TESTO DEL LIED

"Au pays musulman"
di Henri de Régnier (1864-1936)

Peut-être si j'avais choisi mon temps où vivre,
Eussé-je, grave et doux, vieilli sous le turban
Et ma vie eût passé ses jours calmes à suivre
L'ombre du cyprès noir et du minaret blanc.

Dans la fraîche mosquée où mille fleurs sont peintes
Sur la faïence lisse autour du nom d'Allah,
J'aurais, les yeux levés vers les lampes éteintes,
Attendu qu'Azraël à mon tour m'appelât.

À la fontaine pure où coule une onde claire,
J'aurais lavé mes pieds, mon visage et mes mains
Et prosterné mon corps au tapis de prière,
Chaque fois qu'au ciel bleu chantent les muezzins.

Et sur la Corne d'Or, par la nuit étoilée,
Mon Caïque eût fendu le flot pareil aux cieux
Et ma femme, pour tous jalousement voilée,
N'eût montré qu'à moi seul les astres de ses yeux.

Ainsi j'aurais vécu dans la demeure close,
Mêlant, à la senteur en feu du tabac fin,
Le parfum du Sental et l'odeur de la rose,
Sous quelque vieux sultan au nom sonore et saint.

Et dans le cimetière où se pressent les tombes
Harmonieusement et du haut des cyprès,
La vois des rossignols et la voix des colombes
Enchanteraient, là-bas, mon sommeil sans regrets.

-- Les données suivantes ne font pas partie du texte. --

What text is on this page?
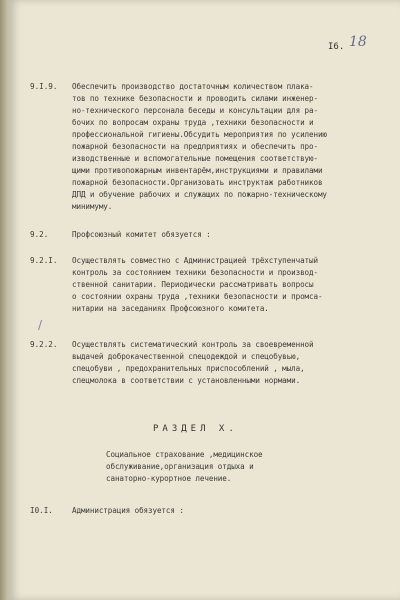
I6. 18
9.I.9. Обеспечить производство достаточным количеством плака-
тов по технике безопасности и проводить силами инженер-
но-технического персонала беседы и консультации для ра-
бочих по вопросам охраны труда ,техники безопасности и
профессиональной гигиены.Обсудить мероприятия по усилению
пожарной безопасности на предприятиях и обеспечить про-
изводственные и вспомогательные помещения соответствую-
щими противопожарным инвентарём,инструкциями и правилами
пожарной безопасности.Организовать инструктаж работников
ДПД и обучение рабочих и служащих по пожарно-техническому
минимуму.
9.2.	Профсоюзный комитет обязуется :
9.2.I. Осуществлять совместно с Администрацией трёхступенчатый
контроль за состоянием техники безопасности и производ-
ственной санитарии. Периодически рассматривать вопросы
о состоянии охраны труда ,техники безопасности и промса-
нитарии на заседаниях Профсоюзного комитета.
/
9.2.2. Осуществлять систематический контроль за своевременной
выдачей доброкачественной спецодеждой и спецобувью,
спецобуви , предохранительных приспособлений , мыла,
спецмолока в соответствии с установленными нормами.
РАЗДЕЛ Х.
Социальное страхование ,медицинское
обслуживание,организация отдыха и
санаторно-курортное лечение.
I0.I.	Администрация обязуется :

Mais, qu'importe la vie à qui peut, par son rêve,
Disposer de l'espace et disposer du temps?
Qu'importe, puisque j'ai, d'une illusion brève,
Satisfait pour jamais mon désir d'un instant!

Et qu'à travers Stamboul et dans la verte Brousse,
J'ai ressenti l'attrait du pays Musulman
Où s'allonge, le soir, sur la terre âpre et douce,
L'ombre du cyprès noir et du minaret blanc.